The women came up with an idea: "a project that would allow them to construct their own boats," says Higdon of World Connect, which offered grants to cover the cost.
When the women had their own boats, "that really flipped the economic dynamic," Higdon says. They were in charge. They no longer had to consider transactional sex as a way to negotiate for fish to sell or to pay off a debt.
The plan hasn't been perfect. "Some women are more engaged and successful than others," Higdon reports.
But he's encouraged by the results, especially among boat owners who formed a cooperative — the No Sex For Fish Women's Group. These women pool the money they've saved from their earnings to cover repairs on their vessels and to purchase new nets. And in 2017 they came up with a strategy to grow their business.
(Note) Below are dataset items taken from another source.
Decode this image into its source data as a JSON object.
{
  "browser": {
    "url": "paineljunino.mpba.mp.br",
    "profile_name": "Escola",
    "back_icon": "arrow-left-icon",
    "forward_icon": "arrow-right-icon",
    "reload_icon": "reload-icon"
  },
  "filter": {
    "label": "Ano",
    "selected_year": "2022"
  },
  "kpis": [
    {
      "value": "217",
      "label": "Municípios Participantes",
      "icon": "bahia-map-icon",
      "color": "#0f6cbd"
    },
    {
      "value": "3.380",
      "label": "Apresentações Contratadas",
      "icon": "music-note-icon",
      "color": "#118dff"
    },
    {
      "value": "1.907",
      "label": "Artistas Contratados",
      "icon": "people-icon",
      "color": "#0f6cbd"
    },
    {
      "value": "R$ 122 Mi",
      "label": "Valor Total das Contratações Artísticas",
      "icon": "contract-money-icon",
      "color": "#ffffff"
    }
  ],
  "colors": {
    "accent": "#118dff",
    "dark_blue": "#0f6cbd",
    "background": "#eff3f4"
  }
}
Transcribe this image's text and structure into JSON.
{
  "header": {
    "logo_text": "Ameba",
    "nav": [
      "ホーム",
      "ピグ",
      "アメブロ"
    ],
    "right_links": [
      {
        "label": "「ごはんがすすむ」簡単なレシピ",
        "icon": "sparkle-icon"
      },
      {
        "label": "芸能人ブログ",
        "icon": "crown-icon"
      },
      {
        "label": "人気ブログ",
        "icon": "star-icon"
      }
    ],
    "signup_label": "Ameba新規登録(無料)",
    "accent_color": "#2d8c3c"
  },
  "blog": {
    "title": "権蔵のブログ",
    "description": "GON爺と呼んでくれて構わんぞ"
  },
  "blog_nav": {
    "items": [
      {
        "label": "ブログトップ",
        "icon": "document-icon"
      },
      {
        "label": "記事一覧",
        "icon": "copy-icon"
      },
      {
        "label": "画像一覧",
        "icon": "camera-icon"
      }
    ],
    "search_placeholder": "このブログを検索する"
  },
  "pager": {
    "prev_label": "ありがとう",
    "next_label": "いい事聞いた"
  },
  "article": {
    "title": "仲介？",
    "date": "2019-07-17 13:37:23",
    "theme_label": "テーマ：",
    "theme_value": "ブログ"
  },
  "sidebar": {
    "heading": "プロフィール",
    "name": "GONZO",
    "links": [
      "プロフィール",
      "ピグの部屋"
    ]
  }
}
They've purchased boats with motors that could go deeper into the lake, where fish would be more plentiful than in the overfished waters close to shore. They hire a crew of eight to do the fishing.
There's also a new business in Kenya that seeks to stop fish for sex – and help local fish farms as well.
With investments and loans, Dave Okech set up Rio Fish in 2016. His plan is to connect female fish sellers with a different supply source — fish farms. To join his network, fish farms must agree to and sign a code of conduct to follow environmentally sound fish farming techniques and "not to engage in any activity that may lead to sex for fish," he says. If violations are reported, the fish farm will be dropped from the network.
The fish farmers upload their daily production of fish on the Rio Fish system. Fishmongers can call Rio Fish's office to locate the nearest supply of farmed fish, which they can purchase with an electronic money transfer service called M-Pesa, commonly used in Kenya. This fall Okech hopes to launch an app that will help people find fish farms.
If all goes according to plan, fish farmers will have an easy way to sell their fish, and fish sellers will have a steady supply and not have to resort to transactional sex to obtain fish or pay off debts. So far, Okech says, he is working with 200 fish sellers. The first year Rio Fish transferred 50 tons of fish and has since gone up to 300 annual tons a year, with fish available for pickup three days a week. His goal is 1,000 tons in 2020.
To earn money, Okech takes a commission from the fees paid, around 10%. He also has his own fish farm as part of the enterprise.
There are lots of questions about these programs to help stop "sex for fish," says Seema Jayachandran, an economics professor at Northwestern University and the academic chair for gender research and policy work at the Abdul Latif Jameel Poverty Action Lab, a research center that studies the effectiveness of programs to reduce poverty. How many women try these strategies but then drop out? Is the boat-building program cost-effective? Are there other ways that women have figured out on their own how to move on from business dealings that involve fish for sex?
Nonetheless, she says, the boat-buying and fish farm interventions sound promising. One way to test their effectiveness would be to scale them up and see what happens: "Bigger reach is a good thing."
The fishmongers interviewed by Gunther in Malawi are clearly ready for a solution that will mean they can stop the practice of sex for fish. A 35-year-old woman, divorced and the mother of three, told Gunther that she'll say to fishermen on the beach, "I don't have money but I want fish.' Then we agree to have sex in return for the fish. That happens maybe once per week." She says she is "HIV-negative" but "it is fate if you catch HIV here. That is normal."
Reflecting on the way she earns her livelihood, she says: "I feel like there is no future in doing these things." And she dreams of a life with "a stable family which can provide for me."
Julia Gunther's photo project in Malawi was made possible with a grant from the International Women's Media Foundation.